Known Issues and Limitations
- RNN functionality is not functional with Level Zero GPU runtime. The workaround is to use OpenCL GPU runtime via setting SYCL_BE=PI_OPENCL before running a DPC++ program.
- Optimized primitives can crash or fail for huge spatial sizes on CPU.
- f32 convolutions may fail sporadically on Intel® Processor Graphics Gen11 due to a known issue in Intel Graphics Compiler.
- Non-Intel GPUs are not supported.
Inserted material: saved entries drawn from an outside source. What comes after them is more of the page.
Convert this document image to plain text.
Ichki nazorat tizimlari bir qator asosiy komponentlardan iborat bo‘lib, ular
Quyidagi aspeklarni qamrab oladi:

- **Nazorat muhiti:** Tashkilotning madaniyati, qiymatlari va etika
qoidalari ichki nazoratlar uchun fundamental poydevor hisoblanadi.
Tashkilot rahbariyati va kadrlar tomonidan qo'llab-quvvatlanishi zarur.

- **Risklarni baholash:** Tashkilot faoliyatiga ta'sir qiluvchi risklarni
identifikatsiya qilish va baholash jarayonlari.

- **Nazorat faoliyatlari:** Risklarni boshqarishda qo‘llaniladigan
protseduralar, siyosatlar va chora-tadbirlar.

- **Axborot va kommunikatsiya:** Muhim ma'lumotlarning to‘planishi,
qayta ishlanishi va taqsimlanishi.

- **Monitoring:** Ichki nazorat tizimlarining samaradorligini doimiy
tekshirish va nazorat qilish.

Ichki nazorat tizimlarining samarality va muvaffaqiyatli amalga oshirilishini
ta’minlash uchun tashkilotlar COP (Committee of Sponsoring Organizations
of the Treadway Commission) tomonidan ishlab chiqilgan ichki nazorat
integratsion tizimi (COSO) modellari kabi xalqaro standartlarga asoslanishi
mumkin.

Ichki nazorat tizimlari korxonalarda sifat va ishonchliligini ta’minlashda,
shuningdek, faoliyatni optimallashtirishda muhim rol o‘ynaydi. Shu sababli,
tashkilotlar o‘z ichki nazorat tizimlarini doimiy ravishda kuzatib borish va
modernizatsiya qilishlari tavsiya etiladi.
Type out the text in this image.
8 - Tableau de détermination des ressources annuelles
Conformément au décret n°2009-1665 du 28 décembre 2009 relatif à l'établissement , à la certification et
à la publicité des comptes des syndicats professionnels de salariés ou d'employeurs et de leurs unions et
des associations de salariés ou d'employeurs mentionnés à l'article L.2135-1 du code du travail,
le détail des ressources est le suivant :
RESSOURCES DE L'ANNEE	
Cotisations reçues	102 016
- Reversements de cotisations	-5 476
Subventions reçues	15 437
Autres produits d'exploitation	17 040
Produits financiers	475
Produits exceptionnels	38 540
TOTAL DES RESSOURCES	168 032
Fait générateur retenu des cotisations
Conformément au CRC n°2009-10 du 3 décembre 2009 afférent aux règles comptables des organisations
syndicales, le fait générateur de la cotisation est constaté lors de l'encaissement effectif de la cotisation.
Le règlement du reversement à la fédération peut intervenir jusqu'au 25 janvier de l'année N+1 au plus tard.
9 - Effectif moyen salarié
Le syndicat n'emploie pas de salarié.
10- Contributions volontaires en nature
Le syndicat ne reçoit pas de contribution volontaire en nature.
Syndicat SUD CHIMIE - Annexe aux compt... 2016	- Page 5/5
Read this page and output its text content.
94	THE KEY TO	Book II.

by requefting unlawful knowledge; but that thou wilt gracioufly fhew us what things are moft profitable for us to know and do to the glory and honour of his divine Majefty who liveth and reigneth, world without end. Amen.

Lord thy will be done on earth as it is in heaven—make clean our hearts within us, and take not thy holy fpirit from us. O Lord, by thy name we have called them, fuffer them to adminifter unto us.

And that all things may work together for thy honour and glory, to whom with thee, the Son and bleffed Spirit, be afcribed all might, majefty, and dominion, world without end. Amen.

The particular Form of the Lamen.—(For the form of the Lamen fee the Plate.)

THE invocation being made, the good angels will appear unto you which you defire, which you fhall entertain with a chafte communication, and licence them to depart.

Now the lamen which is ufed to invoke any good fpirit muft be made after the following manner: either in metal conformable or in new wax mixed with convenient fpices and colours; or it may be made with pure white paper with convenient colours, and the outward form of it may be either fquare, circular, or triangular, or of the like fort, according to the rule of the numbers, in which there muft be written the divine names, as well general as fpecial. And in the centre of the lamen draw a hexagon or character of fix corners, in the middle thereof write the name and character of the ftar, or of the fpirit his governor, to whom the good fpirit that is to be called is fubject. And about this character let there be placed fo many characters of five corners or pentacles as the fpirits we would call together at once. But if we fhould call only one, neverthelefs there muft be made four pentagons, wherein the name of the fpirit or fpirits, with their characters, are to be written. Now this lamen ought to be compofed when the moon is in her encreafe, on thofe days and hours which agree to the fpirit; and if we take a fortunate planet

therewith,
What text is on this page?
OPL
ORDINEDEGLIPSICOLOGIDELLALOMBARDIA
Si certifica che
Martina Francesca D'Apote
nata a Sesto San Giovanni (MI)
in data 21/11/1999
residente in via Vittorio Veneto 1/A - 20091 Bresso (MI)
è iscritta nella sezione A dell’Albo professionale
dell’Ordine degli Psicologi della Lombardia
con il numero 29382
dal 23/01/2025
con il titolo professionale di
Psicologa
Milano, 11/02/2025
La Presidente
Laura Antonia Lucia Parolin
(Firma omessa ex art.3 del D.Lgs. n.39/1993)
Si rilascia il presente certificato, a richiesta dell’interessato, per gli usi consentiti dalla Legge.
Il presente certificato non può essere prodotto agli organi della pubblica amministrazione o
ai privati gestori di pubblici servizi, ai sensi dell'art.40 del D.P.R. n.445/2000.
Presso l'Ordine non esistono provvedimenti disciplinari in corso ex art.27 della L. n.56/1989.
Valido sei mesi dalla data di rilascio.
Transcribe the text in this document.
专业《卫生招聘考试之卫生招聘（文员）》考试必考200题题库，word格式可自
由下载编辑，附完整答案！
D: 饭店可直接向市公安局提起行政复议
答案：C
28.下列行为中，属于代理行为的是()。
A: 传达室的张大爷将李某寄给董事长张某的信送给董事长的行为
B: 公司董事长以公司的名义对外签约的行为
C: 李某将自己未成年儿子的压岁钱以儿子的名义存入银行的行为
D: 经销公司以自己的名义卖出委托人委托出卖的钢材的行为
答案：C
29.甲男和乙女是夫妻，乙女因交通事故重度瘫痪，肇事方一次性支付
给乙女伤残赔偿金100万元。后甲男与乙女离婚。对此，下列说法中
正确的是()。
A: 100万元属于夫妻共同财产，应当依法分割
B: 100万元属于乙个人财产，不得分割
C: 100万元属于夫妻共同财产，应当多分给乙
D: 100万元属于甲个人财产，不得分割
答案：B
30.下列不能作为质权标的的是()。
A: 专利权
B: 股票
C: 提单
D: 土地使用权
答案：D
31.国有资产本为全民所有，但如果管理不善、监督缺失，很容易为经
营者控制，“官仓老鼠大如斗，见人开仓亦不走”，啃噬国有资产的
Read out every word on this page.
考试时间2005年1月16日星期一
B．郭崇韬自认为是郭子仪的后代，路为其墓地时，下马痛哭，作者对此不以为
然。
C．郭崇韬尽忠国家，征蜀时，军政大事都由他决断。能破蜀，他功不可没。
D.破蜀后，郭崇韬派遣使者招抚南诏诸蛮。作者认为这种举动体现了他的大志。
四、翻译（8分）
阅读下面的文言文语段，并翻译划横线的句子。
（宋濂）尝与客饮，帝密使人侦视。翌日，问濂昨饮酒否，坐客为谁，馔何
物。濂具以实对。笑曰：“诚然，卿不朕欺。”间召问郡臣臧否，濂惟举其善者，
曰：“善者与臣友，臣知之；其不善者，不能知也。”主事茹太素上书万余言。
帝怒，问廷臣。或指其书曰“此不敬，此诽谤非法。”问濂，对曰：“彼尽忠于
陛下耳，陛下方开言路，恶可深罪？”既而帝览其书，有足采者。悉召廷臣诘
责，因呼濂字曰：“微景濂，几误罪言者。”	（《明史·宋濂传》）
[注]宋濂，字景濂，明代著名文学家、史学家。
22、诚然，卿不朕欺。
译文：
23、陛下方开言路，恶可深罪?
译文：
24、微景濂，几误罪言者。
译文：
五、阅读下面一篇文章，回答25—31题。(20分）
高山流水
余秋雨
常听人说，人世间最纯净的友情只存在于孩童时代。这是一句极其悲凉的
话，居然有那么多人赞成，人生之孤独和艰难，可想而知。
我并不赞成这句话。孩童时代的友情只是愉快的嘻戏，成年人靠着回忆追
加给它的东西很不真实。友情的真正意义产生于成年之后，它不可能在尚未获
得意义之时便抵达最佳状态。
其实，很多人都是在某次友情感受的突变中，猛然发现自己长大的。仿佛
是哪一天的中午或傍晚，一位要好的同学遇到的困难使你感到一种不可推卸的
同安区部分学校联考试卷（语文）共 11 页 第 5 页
The library API allows to create a DNNL engine by index (the order of devices is determined by the SYCL runtime), and there is no check for GPU devices being non-Intel. To have more control, users can create a DNNL engine passing SYCL device and context explicitly.
- When running GPU kernels that take longer than a certain time (it depends on OS and system settings), you may face a situation resulting in apparent hang of the application. There are ways to configure driver or system settings to disable this timeout and avoid hanging of DPC++ or OpenCL programs, including oneDNN examples:
o On Linux* (See more details at OpenCL™ Driver for Intel® HD, Iris™, and Iris™ Pro Graphics for Linux):
$ sudo bash -c 'echo N > /sys/module/i915/parameters/enable_hangcheck'
o On Windows* (See more details at Timeout Detection and Recovery (TDR) Registry Keys):
Increase TdrDelay and TdrDdiDelay values in registry - See DPC++ limitations that impact the library as well.